In the early months of the Iraq war, the Department of Defense held screenings of Gillo Pontecorvo’s 1965 film The Battle of Algiers, which conveys the brutal insurgency carried out by the National Liberation Front (FLN) against 132 years of French colonial rule in Algeria. Not portrayed in the film is the miserable fate of the tens of thousands of Algerians, known as harkis, who had served the French throughout their rule.

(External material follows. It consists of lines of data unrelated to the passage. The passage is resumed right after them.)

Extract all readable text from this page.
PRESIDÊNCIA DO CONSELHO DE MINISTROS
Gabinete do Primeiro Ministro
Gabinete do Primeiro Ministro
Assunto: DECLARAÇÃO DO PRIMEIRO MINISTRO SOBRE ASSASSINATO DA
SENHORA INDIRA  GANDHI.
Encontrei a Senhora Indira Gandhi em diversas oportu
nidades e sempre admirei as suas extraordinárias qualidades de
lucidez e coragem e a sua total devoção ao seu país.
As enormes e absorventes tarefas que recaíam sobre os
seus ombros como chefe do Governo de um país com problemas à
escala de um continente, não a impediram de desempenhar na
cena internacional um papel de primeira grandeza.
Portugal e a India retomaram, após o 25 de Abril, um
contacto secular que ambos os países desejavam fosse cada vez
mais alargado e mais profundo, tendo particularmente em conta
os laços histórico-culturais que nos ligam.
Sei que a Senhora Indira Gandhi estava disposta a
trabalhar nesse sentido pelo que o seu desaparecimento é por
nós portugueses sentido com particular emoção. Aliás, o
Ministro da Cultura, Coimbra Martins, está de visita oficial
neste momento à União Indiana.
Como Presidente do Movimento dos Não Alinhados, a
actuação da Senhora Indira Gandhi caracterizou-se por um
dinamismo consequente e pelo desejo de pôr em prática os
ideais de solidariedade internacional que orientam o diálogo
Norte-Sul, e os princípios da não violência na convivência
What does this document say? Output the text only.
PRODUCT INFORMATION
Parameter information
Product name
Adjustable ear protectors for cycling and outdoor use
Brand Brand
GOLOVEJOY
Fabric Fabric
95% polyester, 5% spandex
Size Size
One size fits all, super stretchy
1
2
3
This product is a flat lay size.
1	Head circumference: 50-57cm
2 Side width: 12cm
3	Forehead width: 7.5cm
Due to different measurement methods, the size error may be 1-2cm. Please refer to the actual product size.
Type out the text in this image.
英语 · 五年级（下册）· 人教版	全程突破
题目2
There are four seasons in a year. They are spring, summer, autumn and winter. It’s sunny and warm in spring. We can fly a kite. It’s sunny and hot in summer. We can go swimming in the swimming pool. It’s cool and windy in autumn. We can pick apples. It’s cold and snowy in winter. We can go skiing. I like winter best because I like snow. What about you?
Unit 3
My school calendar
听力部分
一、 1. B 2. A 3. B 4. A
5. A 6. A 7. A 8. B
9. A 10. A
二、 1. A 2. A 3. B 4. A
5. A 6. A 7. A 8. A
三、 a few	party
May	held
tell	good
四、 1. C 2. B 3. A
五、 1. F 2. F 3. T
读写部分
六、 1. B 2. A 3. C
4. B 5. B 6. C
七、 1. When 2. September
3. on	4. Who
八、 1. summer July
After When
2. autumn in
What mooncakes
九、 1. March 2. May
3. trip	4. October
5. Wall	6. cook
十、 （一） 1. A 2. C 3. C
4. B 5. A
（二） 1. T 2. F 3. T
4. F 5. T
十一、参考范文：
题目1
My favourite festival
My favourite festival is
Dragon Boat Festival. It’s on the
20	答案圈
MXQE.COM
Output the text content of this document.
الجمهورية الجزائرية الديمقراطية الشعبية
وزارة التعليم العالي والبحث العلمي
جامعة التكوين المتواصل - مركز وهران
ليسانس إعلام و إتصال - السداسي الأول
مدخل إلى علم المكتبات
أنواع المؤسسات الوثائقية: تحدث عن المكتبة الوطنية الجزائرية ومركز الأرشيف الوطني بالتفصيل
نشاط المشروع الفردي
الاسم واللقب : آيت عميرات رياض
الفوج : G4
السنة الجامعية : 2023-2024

Two years before the peace agreement between France and the FLN, the latter issued a public proclamation to Harkis in July 1960, urging them to renounce their affiliation or face retribution:

In the face of the operations of which you are the unknowing executors, we could react using the same methods we have been forced to use in the past in rendering harmless the agents of the enemy; traitors, stool pigeons, etc… The French press would then speak of a “settling of accounts among Algerians,” claiming this proves the division in our ranks and our inability to take our destiny into our own hands.

Colonialism is tottering, it is about to be defeated! It is forced to recognize the patriotic combatants as the responsible interlocutors of Algeria’s destiny.

Tomorrow it will abandon you, like it abandoned all those it used in Viet Nam, in Tunisia and in Morocco.

Tomorrow you will be worthy of no more consideration than a cheap Glaoui. What will become of you in an Algeria that will, sooner than you think, be returned to its people?

One path alone is laid out before every Algerian: the path of Honor and dignity.


Join, before it’s too late, the ranks of the Algerian Revolution

On December 29, 1961, President Charles de Gaulle reassured a war-weary French public that “one way or another,” the occupation of Algeria would end in the following year. As the withdrawal gathered steam, it became clear that the harkis would not be brought along in any significant numbers. A May 23, 1962 top secret note from de Gaulle’s office ordered officials to “cease all initiatives linked to the repatriation of harkis.”

When a harki leader who had already lost ten family members to assassination, pleaded with the French President, de Gaulle reportedly replied: “Eh bien! Vous souffrirez.” (And so, you’ll suffer.”)

And so they did. Out of the quarter of a million who had worked for France, less than 15,000 managed to escape. Alistair Horne’s account of those that remained:

Hundreds died when put to work clearing the minefields along the Morice line, or were shot out of hand. Others were tortured atrociously; army veteran were made to dig their own tombs, then swallow their decorations before being killed; they were burned alive, or castrated, or dragged behind trucks, or cut to pieces and their flesh fed to dogs. Many were put to death with their entire families, including young children.

Final estimates of the number of harkis killed range between 30,000 and 150,000.